Gorton leaned forward now.

“I asked you to take care of this,” he said. “Maybe I don’t just need a new rider. Maybe I need a new partner, too.”

She could no longer contain herself.

“Good luck with that,” she said.

“What does that mean?”

“Our contract gives me the right to choose the rider,” she said.

“The hell it does.”

She knew right away that he didn’t know. And probably hadn’t cared when he signed the contract because he never assumed anybody except Maggie Atwood would ride the horse. Caroline had checked what was boilerplate language in most standard partnership agreements involving horses. Even though Daniel actually trained the horse, Caroline was listed as the trainer of record in the contract. Her lawyer had done his best to bury it.
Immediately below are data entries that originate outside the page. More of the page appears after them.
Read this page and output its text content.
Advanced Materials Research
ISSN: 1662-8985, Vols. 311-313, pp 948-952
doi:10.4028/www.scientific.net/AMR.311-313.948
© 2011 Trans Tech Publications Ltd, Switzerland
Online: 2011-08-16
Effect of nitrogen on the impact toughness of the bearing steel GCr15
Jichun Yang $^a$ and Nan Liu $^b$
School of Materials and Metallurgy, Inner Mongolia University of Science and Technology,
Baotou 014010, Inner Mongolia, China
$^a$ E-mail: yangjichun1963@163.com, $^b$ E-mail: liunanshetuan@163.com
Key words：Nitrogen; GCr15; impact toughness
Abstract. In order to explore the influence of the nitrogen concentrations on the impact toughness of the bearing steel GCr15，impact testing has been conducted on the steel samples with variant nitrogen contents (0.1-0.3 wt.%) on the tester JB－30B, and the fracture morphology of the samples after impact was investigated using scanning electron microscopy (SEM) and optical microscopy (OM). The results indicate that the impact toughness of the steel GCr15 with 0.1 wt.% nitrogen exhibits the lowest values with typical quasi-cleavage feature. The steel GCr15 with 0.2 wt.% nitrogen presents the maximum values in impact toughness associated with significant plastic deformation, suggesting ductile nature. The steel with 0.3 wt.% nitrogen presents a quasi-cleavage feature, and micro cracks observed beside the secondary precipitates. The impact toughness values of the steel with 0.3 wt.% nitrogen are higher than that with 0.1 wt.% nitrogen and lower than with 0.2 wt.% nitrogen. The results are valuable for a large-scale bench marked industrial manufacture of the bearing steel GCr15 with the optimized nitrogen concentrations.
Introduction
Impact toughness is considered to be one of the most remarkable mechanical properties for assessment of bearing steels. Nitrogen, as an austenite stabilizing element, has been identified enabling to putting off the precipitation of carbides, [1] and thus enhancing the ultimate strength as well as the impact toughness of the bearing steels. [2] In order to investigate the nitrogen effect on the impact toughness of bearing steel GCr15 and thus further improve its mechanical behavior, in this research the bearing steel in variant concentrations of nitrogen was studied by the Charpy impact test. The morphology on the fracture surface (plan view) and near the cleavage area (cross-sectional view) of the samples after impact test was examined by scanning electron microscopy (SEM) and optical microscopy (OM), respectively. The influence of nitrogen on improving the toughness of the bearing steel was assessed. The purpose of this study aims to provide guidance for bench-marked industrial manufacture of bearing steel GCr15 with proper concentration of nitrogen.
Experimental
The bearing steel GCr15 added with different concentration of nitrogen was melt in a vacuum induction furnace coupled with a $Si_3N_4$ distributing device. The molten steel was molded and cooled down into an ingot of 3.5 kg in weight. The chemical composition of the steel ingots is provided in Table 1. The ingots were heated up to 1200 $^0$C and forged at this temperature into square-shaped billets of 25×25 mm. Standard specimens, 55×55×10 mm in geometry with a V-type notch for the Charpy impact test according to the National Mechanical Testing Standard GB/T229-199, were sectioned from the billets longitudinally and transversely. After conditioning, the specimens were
But the language
was
in there—she’d checked after talking to Daniel. Caroline was sure Gorton’s eyes had gone right past it, or his lawyer’s did.

“That’s the way you want to play this?” he said. “Seriously?”

“I want us to be on the same page,” she said.

“Well, that’s not going to happen, is it?” he said. “You don’t need to saddle up, Caroline. You need to lawyer up. Not that it will matter, because my lawyers are better.”

Not with this contract,
she thought, and checked her watch again.

Come on.

“Do you really want to be that guy, Steve?” she said.

“And what guy is that?”

“The new guy who wants to take a horse away from a rider who just ended up in a wheelchair,” she said. “At the end of the day, this is a small community. Word gets around.”

“And what would happen then? People would stop thinking I’m a nice guy? News bulletin. I’m
not
a nice guy.”

“But you’re a dealmaker,” she said. “So let me offer you one.”

“You’re in no position to make a deal,” he said, “whatever you say the contract says.”

Now Caroline leaned forward, elbows on the table, chin resting on her hands.

“Give Becky one month,” she said. “If she falls on her ass, literally or figuratively or both, you can pick whatever rider you want and I won’t fight you.”

“You’re not listening to me,” he said. “This fight is over already.”

Oscar showed up with Gorton’s second martini just as Caroline heard the sound of applause in the back room. He saw some of the riders in the room standing as Caroline couldn’t help doing the same.

It was all because Daniel Ortega was wheeling Maggie Atwood through the crowd toward their table.

“Sorry I’m late,” Maggie said. “Did I miss anything?”